Figure3 (a) A simulation of organelle formation process in different interaction strength of components. (b) The speed of FKBP-Frb mediated organelle formation increases with the increasing concentration of rapamycin.

We also tried to characterized other properties, like the liquid-like property of the synthetic organelles, as they may affect the functions. See more details about our characterizations in DataPage Phase separation.




Functional Organelles

Since SPOT can form in the cell and be controlled, we go further to consider the functions of SPOT. The functions of SPOT can be descripted in three catalogs: Spatial segmentation, Sensor and metabolic regulation. We verified the spatial segmentation with the condensation of substrates, also we can load the protein we want by fusing it with nanobody. We then verified the sensor with detecting rapamycin and ABA, which shows strong relativity between the concentration and the proportion of yeasts with SPOT. To find the law behind metabolism in the SPOT, we fuse the enzymes that can produce β-carotene into SPOT and measure the difference between with or without SPOT in produce of β-carotene.

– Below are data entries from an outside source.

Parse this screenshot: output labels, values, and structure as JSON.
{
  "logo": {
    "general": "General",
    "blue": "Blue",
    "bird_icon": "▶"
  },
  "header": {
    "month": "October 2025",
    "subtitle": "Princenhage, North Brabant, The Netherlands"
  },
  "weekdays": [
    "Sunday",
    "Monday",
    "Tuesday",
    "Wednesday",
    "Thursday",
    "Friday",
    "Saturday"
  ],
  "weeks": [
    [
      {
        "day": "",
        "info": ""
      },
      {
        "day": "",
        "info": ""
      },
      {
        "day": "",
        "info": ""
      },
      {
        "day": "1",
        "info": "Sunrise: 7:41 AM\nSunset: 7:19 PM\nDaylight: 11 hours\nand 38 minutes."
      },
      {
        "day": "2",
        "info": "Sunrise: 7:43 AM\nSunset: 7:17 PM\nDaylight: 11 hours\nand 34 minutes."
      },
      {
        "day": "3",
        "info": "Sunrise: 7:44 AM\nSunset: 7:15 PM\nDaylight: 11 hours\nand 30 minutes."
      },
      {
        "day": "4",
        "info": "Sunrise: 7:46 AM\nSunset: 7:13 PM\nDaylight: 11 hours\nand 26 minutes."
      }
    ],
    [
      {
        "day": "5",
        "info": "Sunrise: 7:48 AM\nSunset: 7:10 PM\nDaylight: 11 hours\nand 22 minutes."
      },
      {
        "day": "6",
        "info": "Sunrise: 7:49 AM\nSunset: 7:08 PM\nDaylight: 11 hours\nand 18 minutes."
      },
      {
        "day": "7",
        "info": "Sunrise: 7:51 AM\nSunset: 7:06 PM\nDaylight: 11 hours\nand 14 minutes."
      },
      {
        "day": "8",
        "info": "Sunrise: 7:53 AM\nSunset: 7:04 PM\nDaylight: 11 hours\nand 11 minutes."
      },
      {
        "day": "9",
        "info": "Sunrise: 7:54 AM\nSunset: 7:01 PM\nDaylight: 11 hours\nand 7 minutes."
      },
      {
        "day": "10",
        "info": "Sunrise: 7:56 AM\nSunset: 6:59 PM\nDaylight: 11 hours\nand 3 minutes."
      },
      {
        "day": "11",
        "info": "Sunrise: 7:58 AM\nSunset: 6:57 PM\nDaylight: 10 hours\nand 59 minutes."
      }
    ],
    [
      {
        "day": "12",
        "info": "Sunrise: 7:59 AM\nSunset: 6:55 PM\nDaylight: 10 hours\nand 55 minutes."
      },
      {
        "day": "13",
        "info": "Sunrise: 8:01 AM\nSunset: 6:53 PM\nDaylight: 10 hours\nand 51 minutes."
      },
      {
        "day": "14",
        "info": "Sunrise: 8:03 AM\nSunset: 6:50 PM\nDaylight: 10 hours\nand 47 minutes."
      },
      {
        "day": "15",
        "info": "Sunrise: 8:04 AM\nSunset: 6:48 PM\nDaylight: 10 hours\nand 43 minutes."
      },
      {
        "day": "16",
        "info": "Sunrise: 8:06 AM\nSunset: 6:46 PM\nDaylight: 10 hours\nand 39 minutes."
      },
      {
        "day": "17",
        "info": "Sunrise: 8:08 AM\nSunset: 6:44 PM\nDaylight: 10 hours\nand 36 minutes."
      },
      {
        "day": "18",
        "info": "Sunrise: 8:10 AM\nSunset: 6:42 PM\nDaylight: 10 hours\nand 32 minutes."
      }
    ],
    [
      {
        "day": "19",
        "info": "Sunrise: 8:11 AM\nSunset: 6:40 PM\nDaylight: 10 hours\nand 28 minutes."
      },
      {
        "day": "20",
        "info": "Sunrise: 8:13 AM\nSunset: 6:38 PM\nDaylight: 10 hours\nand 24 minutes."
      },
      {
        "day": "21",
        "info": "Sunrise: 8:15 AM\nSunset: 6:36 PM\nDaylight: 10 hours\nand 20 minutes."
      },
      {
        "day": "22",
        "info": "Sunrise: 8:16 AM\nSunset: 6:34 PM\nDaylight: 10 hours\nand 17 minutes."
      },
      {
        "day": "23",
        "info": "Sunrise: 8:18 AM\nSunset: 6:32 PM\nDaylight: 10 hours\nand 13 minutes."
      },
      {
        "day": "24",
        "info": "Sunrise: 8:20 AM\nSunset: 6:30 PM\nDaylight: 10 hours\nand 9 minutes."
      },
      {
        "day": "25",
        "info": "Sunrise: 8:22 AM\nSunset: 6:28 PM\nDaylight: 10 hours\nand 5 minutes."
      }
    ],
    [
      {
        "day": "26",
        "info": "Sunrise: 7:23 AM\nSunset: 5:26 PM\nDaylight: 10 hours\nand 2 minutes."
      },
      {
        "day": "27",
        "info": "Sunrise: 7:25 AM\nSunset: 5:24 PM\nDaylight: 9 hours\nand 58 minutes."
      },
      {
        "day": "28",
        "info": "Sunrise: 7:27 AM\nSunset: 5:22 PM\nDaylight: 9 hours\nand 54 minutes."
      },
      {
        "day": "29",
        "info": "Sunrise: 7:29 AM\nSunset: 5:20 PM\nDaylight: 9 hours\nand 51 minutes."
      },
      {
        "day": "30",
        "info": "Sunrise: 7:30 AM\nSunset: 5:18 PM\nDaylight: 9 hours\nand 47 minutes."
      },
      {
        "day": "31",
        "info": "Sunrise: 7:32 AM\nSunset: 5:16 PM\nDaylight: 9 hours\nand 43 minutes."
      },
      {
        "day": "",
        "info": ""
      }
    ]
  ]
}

Figure4 (organization hub) Design of GFP-nanobody based system fluorescence images of GFP-nanobody based system Figure5 (sensor) (a)~(?) fluorescence images of sensor based system Figure6 (metabolism) Characterization of carotene production system (phase内和phase外的胡萝卜素生产实验)




Perspective

SPOT has been well verified and has various functions. And in the future, this modular system will have great potential in science and practice using. SPOT can change the modules to gain more different properties like diverse inducing method, we can also use it as a platform and then load other protein with some interactions like the interaction between nanobody and GFP. What’s more, we might have the ability to form differernt SPOTs in the cell and regulate them respectively. The functions of SPOT can also diverse. We can build a real time sensor for molecule in living cells to monitoring the concentration changing in environment or in cells. More metabolism pathway can be test in SPOT and we will find some laws of the function of regulate the metabolism. To be summary, more achievement is coming true with SPOT.